IF YOU ARE INTERESTED IN THIS POST, PLEASE ALSO SEE: viewtopic.php?f=29&t=4665
I hope some of you find this helpful. I needed a computer for a new graduate student to run models and do data analysis. For 1500$ I built a Ryzen 1800x box. Since this is a new and popular new CPU, I thought others might be interested in benchmarks. Ryzen has 8 real cores, and can have up to 16 threads.

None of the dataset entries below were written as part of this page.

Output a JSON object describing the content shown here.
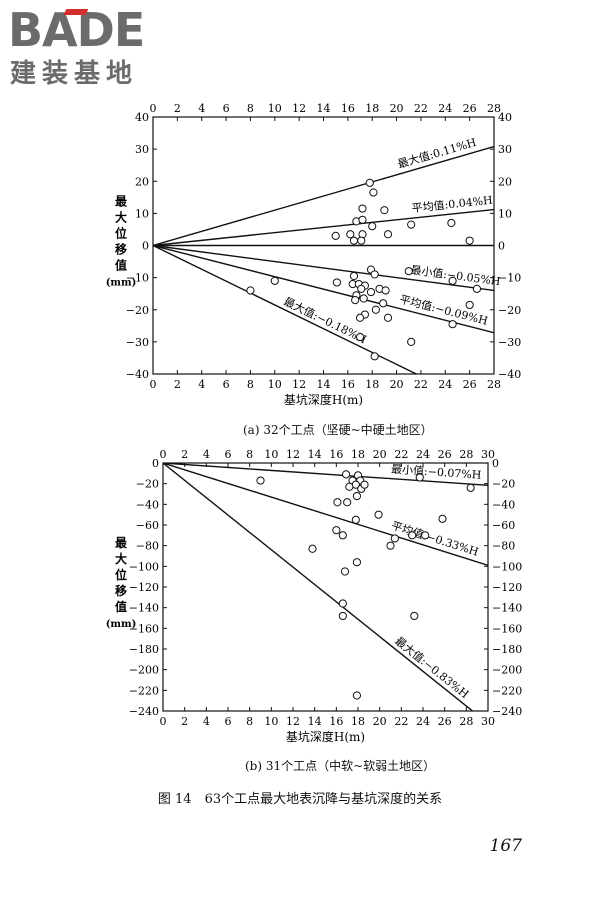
{
  "logo": {
    "brand": "BADE",
    "subtitle": "建装基地"
  },
  "chart_data": [
    {
      "type": "scatter",
      "panel_caption": "(a) 32个工点（坚硬~中硬土地区）",
      "xlabel": "基坑深度H(m)",
      "ylabel": "最大位移值(mm)",
      "ylabel_chars": [
        "最",
        "大",
        "位",
        "移",
        "值",
        "(mm)"
      ],
      "xlim": [
        0,
        28
      ],
      "ylim": [
        -40,
        40
      ],
      "xticks": [
        0,
        2,
        4,
        6,
        8,
        10,
        12,
        14,
        16,
        18,
        20,
        22,
        24,
        26,
        28
      ],
      "yticks": [
        40,
        30,
        20,
        10,
        0,
        -10,
        -20,
        -30,
        -40
      ],
      "lines": [
        {
          "label": "最大值:0.11%H",
          "slope_mm_per_m": 1.1
        },
        {
          "label": "平均值:0.04%H",
          "slope_mm_per_m": 0.4
        },
        {
          "label": "",
          "slope_mm_per_m": 0.0
        },
        {
          "label": "最小值:−0.05%H",
          "slope_mm_per_m": -0.5
        },
        {
          "label": "平均值:−0.09%H",
          "slope_mm_per_m": -0.97
        },
        {
          "label": "最大值:−0.18%H",
          "slope_mm_per_m": -1.85
        }
      ],
      "points": [
        {
          "x": 17.8,
          "y": 19.5
        },
        {
          "x": 18.1,
          "y": 16.5
        },
        {
          "x": 19.0,
          "y": 11.0
        },
        {
          "x": 17.2,
          "y": 11.5
        },
        {
          "x": 16.7,
          "y": 7.5
        },
        {
          "x": 17.2,
          "y": 8.0
        },
        {
          "x": 18.0,
          "y": 6.0
        },
        {
          "x": 21.2,
          "y": 6.5
        },
        {
          "x": 24.5,
          "y": 7.0
        },
        {
          "x": 15.0,
          "y": 3.0
        },
        {
          "x": 16.2,
          "y": 3.5
        },
        {
          "x": 16.5,
          "y": 1.5
        },
        {
          "x": 17.2,
          "y": 3.5
        },
        {
          "x": 17.1,
          "y": 1.5
        },
        {
          "x": 19.3,
          "y": 3.5
        },
        {
          "x": 26.0,
          "y": 1.5
        },
        {
          "x": 17.9,
          "y": -7.5
        },
        {
          "x": 16.5,
          "y": -9.5
        },
        {
          "x": 18.2,
          "y": -9.0
        },
        {
          "x": 21.0,
          "y": -8.0
        },
        {
          "x": 15.1,
          "y": -11.5
        },
        {
          "x": 16.4,
          "y": -12.0
        },
        {
          "x": 16.9,
          "y": -12.0
        },
        {
          "x": 17.4,
          "y": -12.5
        },
        {
          "x": 17.1,
          "y": -13.5
        },
        {
          "x": 17.9,
          "y": -14.5
        },
        {
          "x": 18.6,
          "y": -13.5
        },
        {
          "x": 19.1,
          "y": -14.0
        },
        {
          "x": 16.7,
          "y": -15.5
        },
        {
          "x": 16.6,
          "y": -17.0
        },
        {
          "x": 17.3,
          "y": -16.5
        },
        {
          "x": 18.9,
          "y": -18.0
        },
        {
          "x": 17.4,
          "y": -21.5
        },
        {
          "x": 17.0,
          "y": -22.5
        },
        {
          "x": 18.3,
          "y": -20.0
        },
        {
          "x": 19.3,
          "y": -22.5
        },
        {
          "x": 24.6,
          "y": -11.0
        },
        {
          "x": 26.6,
          "y": -13.5
        },
        {
          "x": 26.0,
          "y": -18.5
        },
        {
          "x": 24.6,
          "y": -24.5
        },
        {
          "x": 17.0,
          "y": -28.5
        },
        {
          "x": 18.2,
          "y": -34.5
        },
        {
          "x": 21.2,
          "y": -30.0
        },
        {
          "x": 10.0,
          "y": -11.0
        },
        {
          "x": 8.0,
          "y": -14.0
        }
      ]
    },
    {
      "type": "scatter",
      "panel_caption": "(b) 31个工点（中软~软弱土地区）",
      "xlabel": "基坑深度H(m)",
      "ylabel": "最大位移值(mm)",
      "ylabel_chars": [
        "最",
        "大",
        "位",
        "移",
        "值",
        "(mm)"
      ],
      "xlim": [
        0,
        30
      ],
      "ylim": [
        -240,
        0
      ],
      "xticks": [
        0,
        2,
        4,
        6,
        8,
        10,
        12,
        14,
        16,
        18,
        20,
        22,
        24,
        26,
        28,
        30
      ],
      "yticks": [
        0,
        -20,
        -40,
        -60,
        -80,
        -100,
        -120,
        -140,
        -160,
        -180,
        -200,
        -220,
        -240
      ],
      "lines": [
        {
          "label": "最小值:−0.07%H",
          "slope_mm_per_m": -0.72
        },
        {
          "label": "平均值:−0.33%H",
          "slope_mm_per_m": -3.3
        },
        {
          "label": "最大值:−0.83%H",
          "slope_mm_per_m": -8.4
        }
      ],
      "points": [
        {
          "x": 16.9,
          "y": -11
        },
        {
          "x": 17.5,
          "y": -17
        },
        {
          "x": 18.0,
          "y": -12
        },
        {
          "x": 18.2,
          "y": -17
        },
        {
          "x": 17.8,
          "y": -21
        },
        {
          "x": 17.2,
          "y": -23
        },
        {
          "x": 18.3,
          "y": -25
        },
        {
          "x": 18.6,
          "y": -21
        },
        {
          "x": 17.9,
          "y": -32
        },
        {
          "x": 16.1,
          "y": -38
        },
        {
          "x": 17.0,
          "y": -38
        },
        {
          "x": 23.7,
          "y": -14
        },
        {
          "x": 28.4,
          "y": -24
        },
        {
          "x": 9.0,
          "y": -17
        },
        {
          "x": 19.9,
          "y": -50
        },
        {
          "x": 17.8,
          "y": -55
        },
        {
          "x": 25.8,
          "y": -54
        },
        {
          "x": 16.0,
          "y": -65
        },
        {
          "x": 16.6,
          "y": -70
        },
        {
          "x": 21.4,
          "y": -73
        },
        {
          "x": 21.0,
          "y": -80
        },
        {
          "x": 23.0,
          "y": -70
        },
        {
          "x": 24.2,
          "y": -70
        },
        {
          "x": 13.8,
          "y": -83
        },
        {
          "x": 17.9,
          "y": -96
        },
        {
          "x": 16.8,
          "y": -105
        },
        {
          "x": 16.6,
          "y": -136
        },
        {
          "x": 16.6,
          "y": -148
        },
        {
          "x": 23.2,
          "y": -148
        },
        {
          "x": 17.9,
          "y": -225
        }
      ]
    }
  ],
  "figure_caption": "图 14　63个工点最大地表沉降与基坑深度的关系",
  "page_number": "167"
}
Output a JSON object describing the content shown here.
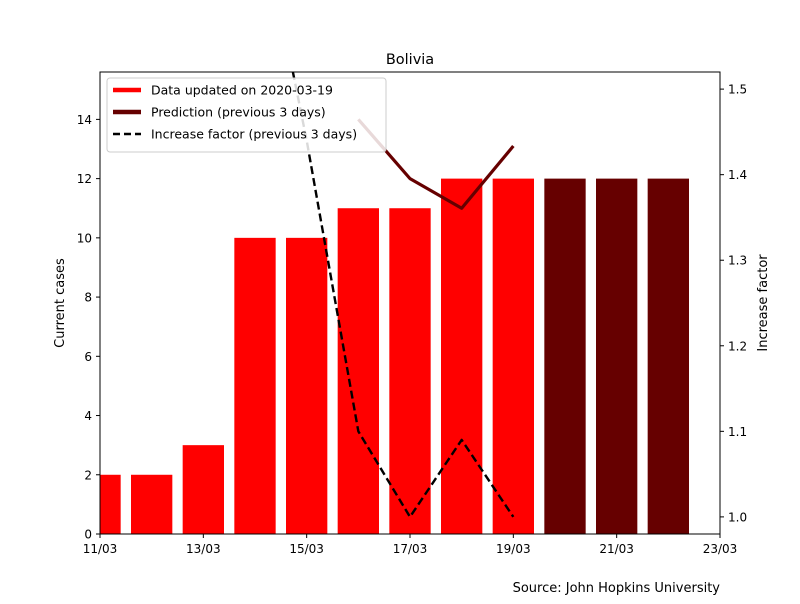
{
  "chart_data": {
    "type": "bar",
    "title": "Bolivia",
    "xlabel": "",
    "ylabel": "Current cases",
    "y2label": "Increase factor",
    "source": "Source: John Hopkins University",
    "x_tick_labels": [
      "11/03",
      "13/03",
      "15/03",
      "17/03",
      "19/03",
      "21/03",
      "23/03"
    ],
    "y_ticks": [
      0,
      2,
      4,
      6,
      8,
      10,
      12,
      14
    ],
    "y2_ticks": [
      1.0,
      1.1,
      1.2,
      1.3,
      1.4,
      1.5
    ],
    "ylim": [
      0,
      15.6
    ],
    "y2lim": [
      0.98,
      1.52
    ],
    "grid": false,
    "legend_position": "top-left",
    "bar_series": [
      {
        "name": "Data updated on 2020-03-19",
        "color": "#ff0000",
        "dates": [
          "11/03",
          "12/03",
          "13/03",
          "14/03",
          "15/03",
          "16/03",
          "17/03",
          "18/03",
          "19/03"
        ],
        "values": [
          2,
          2,
          3,
          10,
          10,
          11,
          11,
          12,
          12
        ]
      },
      {
        "name": "Prediction (previous 3 days)",
        "color": "#660000",
        "dates": [
          "20/03",
          "21/03",
          "22/03"
        ],
        "values": [
          12,
          12,
          12
        ]
      }
    ],
    "line_series": [
      {
        "name": "Prediction (previous 3 days)",
        "axis": "left",
        "color": "#660000",
        "style": "solid",
        "dates": [
          "16/03",
          "17/03",
          "18/03",
          "19/03"
        ],
        "values": [
          14,
          12,
          11,
          13.1
        ]
      },
      {
        "name": "Increase factor (previous 3 days)",
        "axis": "right",
        "color": "#000000",
        "style": "dashed",
        "dates": [
          "14/03",
          "15/03",
          "16/03",
          "17/03",
          "18/03",
          "19/03"
        ],
        "values": [
          1.74,
          1.44,
          1.1,
          1.0,
          1.09,
          1.0
        ]
      }
    ],
    "legend": [
      {
        "label": "Data updated on 2020-03-19",
        "color": "#ff0000",
        "style": "thick"
      },
      {
        "label": "Prediction (previous 3 days)",
        "color": "#660000",
        "style": "thick"
      },
      {
        "label": "Increase factor (previous 3 days)",
        "color": "#000000",
        "style": "dashed"
      }
    ]
  }
}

I compare my results to runs on a dual CPU Xeon X5650 with 12 cores purchased in 2011 for 5400$. Some of my understanding of the results is grounded in the discussion in viewtopic.php?f=17&t=2001&p=7771#p7714 ; this is a useful read for anyone trying to make ROMS run faster.
I ran the benchmark test case with the largest domain (ocean_benchmark3.in); all results are the same with the next smaller domain (ocean_benchmark2.in) when the appropriate number of tiles are chosen. For the large domain, I used a tiling of 4x32; this was empirically found to be optimal (with the Xeon system, I used 4x30). I used gfortran version 6.3; I will install ifort when my student arrives and he can get a student license; I will update this post then. The model was parallelized with openMP, and I used the default flags in Linux-gfortran.mk; compling with -march=znver1 made no difference.
On the Ryzen system, the memory speed was set to either the default of 2400MHz, or the maximum supported speed for the memory I purchased of 3200Mhz.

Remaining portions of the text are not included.